The nurse got us rooms at the Howard Johnson.
Our cousins brought us clothes.
After a very scary eight hours, the doctors said my dad would be okay.
As we waited for our father to recover, we three kids called room service and ordered all
of Howard Johnson’s twenty-eight flavors.
We sat on our beds and put quarters in to have Magic Fingers jiggle us
while we watched Jeopardy and The Price is Right.
At twelve I didn’t think about grace, but I do now.
Because I know we all lose our way.
We all end up in Babylon.
Sooner or later we are all in exile.
But those are the times we are called to discover the goodness of the Lord.
Those are the times when we must remember our calling
to proclaim to the world the great reversal and act upon it:
Instead of the thorn shall come the cypress
Instead of the brier shall come the myrtle
Instead of a slave economy—
you can buy wine and milk without money because your need is enough.

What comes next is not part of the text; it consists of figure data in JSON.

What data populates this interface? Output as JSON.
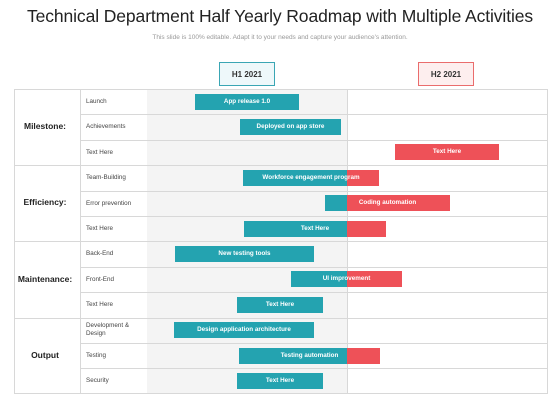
{
  "title": "Technical Department Half Yearly Roadmap with Multiple Activities",
  "subtitle": "This slide is 100% editable. Adapt it to your needs and capture your audience's attention.",
  "halves": {
    "h1": "H1 2021",
    "h2": "H2 2021"
  },
  "colors": {
    "teal": "#24a3b0",
    "red": "#ee5158",
    "grid": "#d8d8d8",
    "shade": "#f4f4f4"
  },
  "groups": [
    {
      "label": "Milestone:",
      "rows": [
        {
          "activity": "Launch",
          "bar": "App release 1.0"
        },
        {
          "activity": "Achievements",
          "bar": "Deployed on app store"
        },
        {
          "activity": "Text Here",
          "bar": "Text Here"
        }
      ]
    },
    {
      "label": "Efficiency:",
      "rows": [
        {
          "activity": "Team-Building",
          "bar": "Workforce engagement program"
        },
        {
          "activity": "Error prevention",
          "bar": "Coding automation"
        },
        {
          "activity": "Text Here",
          "bar": "Text Here"
        }
      ]
    },
    {
      "label": "Maintenance:",
      "rows": [
        {
          "activity": "Back-End",
          "bar": "New testing tools"
        },
        {
          "activity": "Front-End",
          "bar": "UI improvement"
        },
        {
          "activity": "Text Here",
          "bar": "Text Here"
        }
      ]
    },
    {
      "label": "Output",
      "rows": [
        {
          "activity": "Development & Design",
          "bar": "Design application architecture"
        },
        {
          "activity": "Testing",
          "bar": "Testing automation"
        },
        {
          "activity": "Security",
          "bar": "Text Here"
        }
      ]
    }
  ]
}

Instead of being stranded in a strange city,
you get all you need from people you don’t know.
Strangers turn out to be angels.
Because it’s not about our ways—it’s about God’s ways.
Like Isaiah we are called to pronounce the Great Reversal,
That means we must remember God’s vision for God’s children and proclaim it.
Instead of a Congress that will not even talk to each other—
We will have leaders who seek to legislate for the common good.
Instead of a worldwide system of human trafficking—
girls can go to school everywhere without fear.
Instead of whole countries like Mexico and Honduras that have been overtaken by the
there will be safe streets to walk in for the young and the elderly.
We don’t have to understand it.
We don’t have to have a flow chart to see how it will work.
We just have to embrace it with our whole hearts.
We have to believe it and then proclaim it and then move our feet towards it.
Our task—our calling is to say to this world, trapped in exile, what Isaiah said to his,
If you are thirsty—if you are hungry—If you are lost,
Remember God’s promises and come home.